Microsoft is using AI to find Windows security flaws
Cybercriminals only need to succeed once to cause serious damage. Security teams, on the other hand, have to stop every attack. As AI makes it easier to discover software vulnerabilities at record speed, Microsoft is changing how it protects Windows.

The company has announced a new AI-powered vulnerability management system designed to identify security flaws much earlier in the development process.
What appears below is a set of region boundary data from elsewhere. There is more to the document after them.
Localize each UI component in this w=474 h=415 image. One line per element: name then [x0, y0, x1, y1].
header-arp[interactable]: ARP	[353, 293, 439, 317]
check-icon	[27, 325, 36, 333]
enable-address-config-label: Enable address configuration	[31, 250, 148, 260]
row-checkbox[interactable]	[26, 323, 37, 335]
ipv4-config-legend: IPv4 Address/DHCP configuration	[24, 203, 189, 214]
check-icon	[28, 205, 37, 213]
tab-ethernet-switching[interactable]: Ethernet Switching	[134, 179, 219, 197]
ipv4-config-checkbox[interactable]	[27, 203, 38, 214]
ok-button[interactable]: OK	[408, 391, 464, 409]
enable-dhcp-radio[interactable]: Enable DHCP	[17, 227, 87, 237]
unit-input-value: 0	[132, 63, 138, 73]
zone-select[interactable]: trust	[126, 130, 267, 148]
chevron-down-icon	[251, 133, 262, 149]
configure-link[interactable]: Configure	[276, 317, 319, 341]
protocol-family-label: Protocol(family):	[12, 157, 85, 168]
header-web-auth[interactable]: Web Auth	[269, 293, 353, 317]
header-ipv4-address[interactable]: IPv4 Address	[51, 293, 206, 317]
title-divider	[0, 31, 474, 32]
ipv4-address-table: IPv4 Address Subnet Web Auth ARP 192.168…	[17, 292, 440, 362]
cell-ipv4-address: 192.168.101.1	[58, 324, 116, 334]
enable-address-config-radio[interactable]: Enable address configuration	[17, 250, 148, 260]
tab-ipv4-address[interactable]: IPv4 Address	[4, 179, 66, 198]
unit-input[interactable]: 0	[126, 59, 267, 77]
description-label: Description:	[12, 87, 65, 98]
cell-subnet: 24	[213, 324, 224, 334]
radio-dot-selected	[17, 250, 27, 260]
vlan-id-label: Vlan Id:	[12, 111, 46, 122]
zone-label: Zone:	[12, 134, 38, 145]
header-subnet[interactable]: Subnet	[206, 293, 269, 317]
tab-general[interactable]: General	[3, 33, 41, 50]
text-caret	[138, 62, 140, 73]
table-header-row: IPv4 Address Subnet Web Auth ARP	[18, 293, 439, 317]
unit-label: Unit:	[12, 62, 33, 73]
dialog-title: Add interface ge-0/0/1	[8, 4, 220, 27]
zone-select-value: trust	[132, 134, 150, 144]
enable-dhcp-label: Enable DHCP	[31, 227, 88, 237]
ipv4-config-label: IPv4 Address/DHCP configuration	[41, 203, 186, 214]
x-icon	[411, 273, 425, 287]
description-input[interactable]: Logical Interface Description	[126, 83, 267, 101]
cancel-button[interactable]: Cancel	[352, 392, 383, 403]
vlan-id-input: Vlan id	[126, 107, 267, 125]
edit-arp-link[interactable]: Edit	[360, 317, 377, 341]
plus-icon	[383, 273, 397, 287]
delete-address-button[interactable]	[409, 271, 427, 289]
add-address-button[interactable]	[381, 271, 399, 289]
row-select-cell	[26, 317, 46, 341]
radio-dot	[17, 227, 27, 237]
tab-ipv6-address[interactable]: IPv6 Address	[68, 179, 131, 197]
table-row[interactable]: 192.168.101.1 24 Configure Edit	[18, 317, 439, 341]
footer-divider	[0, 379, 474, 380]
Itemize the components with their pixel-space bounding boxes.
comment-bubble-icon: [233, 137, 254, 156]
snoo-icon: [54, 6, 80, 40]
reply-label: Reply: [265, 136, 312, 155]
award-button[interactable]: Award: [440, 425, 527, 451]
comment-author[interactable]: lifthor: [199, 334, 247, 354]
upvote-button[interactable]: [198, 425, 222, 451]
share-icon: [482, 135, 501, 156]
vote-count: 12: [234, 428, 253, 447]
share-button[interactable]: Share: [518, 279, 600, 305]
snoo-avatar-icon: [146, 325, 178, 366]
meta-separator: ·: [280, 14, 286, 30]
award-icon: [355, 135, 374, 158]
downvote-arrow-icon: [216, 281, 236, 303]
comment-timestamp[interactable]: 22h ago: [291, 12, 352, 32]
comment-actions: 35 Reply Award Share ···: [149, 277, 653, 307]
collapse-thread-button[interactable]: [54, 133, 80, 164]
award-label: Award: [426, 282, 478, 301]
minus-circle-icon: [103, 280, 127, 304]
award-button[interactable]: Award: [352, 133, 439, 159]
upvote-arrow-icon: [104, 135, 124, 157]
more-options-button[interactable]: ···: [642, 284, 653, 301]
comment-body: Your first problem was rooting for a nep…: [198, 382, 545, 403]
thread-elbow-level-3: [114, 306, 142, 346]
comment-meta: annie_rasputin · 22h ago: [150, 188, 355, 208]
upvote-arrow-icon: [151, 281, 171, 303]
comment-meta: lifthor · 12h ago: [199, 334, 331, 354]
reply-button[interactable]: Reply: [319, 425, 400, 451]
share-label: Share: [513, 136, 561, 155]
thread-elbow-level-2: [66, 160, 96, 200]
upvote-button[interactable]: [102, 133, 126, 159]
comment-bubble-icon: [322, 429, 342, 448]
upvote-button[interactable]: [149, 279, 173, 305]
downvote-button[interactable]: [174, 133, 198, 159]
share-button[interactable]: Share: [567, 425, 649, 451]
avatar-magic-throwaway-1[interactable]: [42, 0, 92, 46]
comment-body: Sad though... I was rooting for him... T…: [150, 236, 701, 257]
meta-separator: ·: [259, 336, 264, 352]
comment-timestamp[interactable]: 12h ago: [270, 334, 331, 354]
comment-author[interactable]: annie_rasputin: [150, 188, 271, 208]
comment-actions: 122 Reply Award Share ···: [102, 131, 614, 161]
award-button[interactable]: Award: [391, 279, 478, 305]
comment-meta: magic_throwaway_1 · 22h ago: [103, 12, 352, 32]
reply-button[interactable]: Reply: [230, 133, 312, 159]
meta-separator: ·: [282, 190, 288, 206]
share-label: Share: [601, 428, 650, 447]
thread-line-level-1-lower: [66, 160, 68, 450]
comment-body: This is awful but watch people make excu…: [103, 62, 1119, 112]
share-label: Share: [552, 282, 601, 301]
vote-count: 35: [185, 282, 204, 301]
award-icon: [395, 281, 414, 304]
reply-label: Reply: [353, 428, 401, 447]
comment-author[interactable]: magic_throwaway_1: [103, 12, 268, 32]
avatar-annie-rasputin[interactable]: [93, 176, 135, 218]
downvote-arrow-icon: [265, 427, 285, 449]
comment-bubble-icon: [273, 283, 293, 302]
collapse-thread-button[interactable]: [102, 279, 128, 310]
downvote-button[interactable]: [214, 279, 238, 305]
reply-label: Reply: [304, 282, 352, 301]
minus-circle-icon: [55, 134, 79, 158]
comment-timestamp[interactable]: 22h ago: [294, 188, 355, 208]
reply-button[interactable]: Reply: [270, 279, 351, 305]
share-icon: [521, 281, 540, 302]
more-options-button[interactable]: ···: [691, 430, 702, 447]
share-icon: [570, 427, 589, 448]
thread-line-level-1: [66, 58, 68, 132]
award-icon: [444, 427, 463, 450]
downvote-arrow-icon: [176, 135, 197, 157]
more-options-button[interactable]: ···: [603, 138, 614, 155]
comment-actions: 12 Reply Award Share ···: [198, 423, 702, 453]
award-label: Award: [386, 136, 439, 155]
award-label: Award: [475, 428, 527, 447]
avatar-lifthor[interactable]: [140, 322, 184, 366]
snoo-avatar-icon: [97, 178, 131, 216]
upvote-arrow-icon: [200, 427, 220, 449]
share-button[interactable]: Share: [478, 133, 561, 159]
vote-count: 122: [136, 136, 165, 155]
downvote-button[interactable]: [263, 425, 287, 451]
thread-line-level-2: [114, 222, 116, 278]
Instead of waiting for bugs to be discovered after Windows updates are released, Microsoft wants AI to help engineers detect and fix weaknesses before they can be exploited.
At the center of the initiative is MDASH (Multi-model Agentic Scanning Harness), a cloud-based platform that coordinates more than 100 specialized AI agents to analyze Windows code, identify potential vulnerabilities, filter out false positives, and highlight the most serious issues for human engineers to review.
Microsoft says the technology has already proven its value. During internal testing, MDASH uncovered 16 vulnerabilities, including four classified as critical, all of which were patched before reaching users. Despite the heavy use of AI, Microsoft emphasizes that people remain responsible for the final decisions. Security experts will continue to verify findings, assess real-world risk, and approve fixes before they are included in Windows updates.
For Windows users, the biggest visible change may be an increase in the number of security fixes delivered each month. Enterprise IT teams could also face more testing as updates become more frequent, although Microsoft says technologies such as Known Issue Rollback (KIR) and Windows Autopatch should help reduce disruption if problems occur.